The door used to break into Suite 600 of the Watergate Hotel and Office Building in 1972 is seen from the stairwell in February 2016. [J. Lawler Duggan | for The Washington Post]
The door used to break into Suite 600 of the Watergate Hotel and Office Building in 1972 is seen from the stairwell in February 2016. [J. Lawler Duggan | for The Washington Post]
Published Dec. 12, 2017

WASHINGTON -— It's the lock that launched a two-year investigation and took down a president. And now more than four decades later — and for a starting bid of $50,000 — it can be a really wonky conversation piece.

Nate D. Sanders Auctions will auction off the four-pound brass lock Thursday that burglars picked to bust into the Democratic National Committee's headquarters at the Watergate Complex in 1972. The Nixon administration's attempt to cover up the plot to bug the DNC offices would come to be known as "Watergate," spawning the "-gate" trend of scandal-naming for generations to come.

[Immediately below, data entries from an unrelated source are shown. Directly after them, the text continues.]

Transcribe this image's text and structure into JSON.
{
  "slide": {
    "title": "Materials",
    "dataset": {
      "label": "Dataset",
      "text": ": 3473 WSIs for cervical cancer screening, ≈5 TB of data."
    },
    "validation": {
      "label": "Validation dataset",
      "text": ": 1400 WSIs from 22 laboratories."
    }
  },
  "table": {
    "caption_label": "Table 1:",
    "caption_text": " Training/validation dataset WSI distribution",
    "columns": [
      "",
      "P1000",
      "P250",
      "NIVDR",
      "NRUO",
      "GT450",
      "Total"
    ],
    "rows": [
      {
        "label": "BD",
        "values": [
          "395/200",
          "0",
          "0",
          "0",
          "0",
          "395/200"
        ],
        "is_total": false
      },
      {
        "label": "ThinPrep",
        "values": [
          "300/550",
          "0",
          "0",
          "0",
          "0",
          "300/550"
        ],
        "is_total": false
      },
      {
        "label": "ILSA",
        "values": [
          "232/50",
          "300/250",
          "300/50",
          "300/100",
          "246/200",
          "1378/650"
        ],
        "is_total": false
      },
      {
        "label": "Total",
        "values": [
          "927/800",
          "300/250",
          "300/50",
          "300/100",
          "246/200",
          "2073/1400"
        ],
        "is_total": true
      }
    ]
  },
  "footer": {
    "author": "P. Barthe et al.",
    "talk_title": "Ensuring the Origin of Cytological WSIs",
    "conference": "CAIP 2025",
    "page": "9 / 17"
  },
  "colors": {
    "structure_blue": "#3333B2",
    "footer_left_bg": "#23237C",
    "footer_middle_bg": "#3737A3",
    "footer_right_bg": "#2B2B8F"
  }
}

Where's the lock been all this time? Locksmith James Rednowers first got a hold of it in 1972, according to the Los Angeles-based auction house handling its sale. Rednowers had been called in to replace the busted lock the day after the break-in and decided to keep the original - for the culture, we assume. A few years later, Watergate superintendent Jim Herrald asked Rednowers for the lock as a memento. Now the piece of history will head to the highest bidder.

"Americans' fascination with Watergate has continued for nearly five decades," Sanders, the auction house owner, said in a statement. "Historians and collectors will be intrigued by this lock, which symbolizes the downfall of the Nixon administration."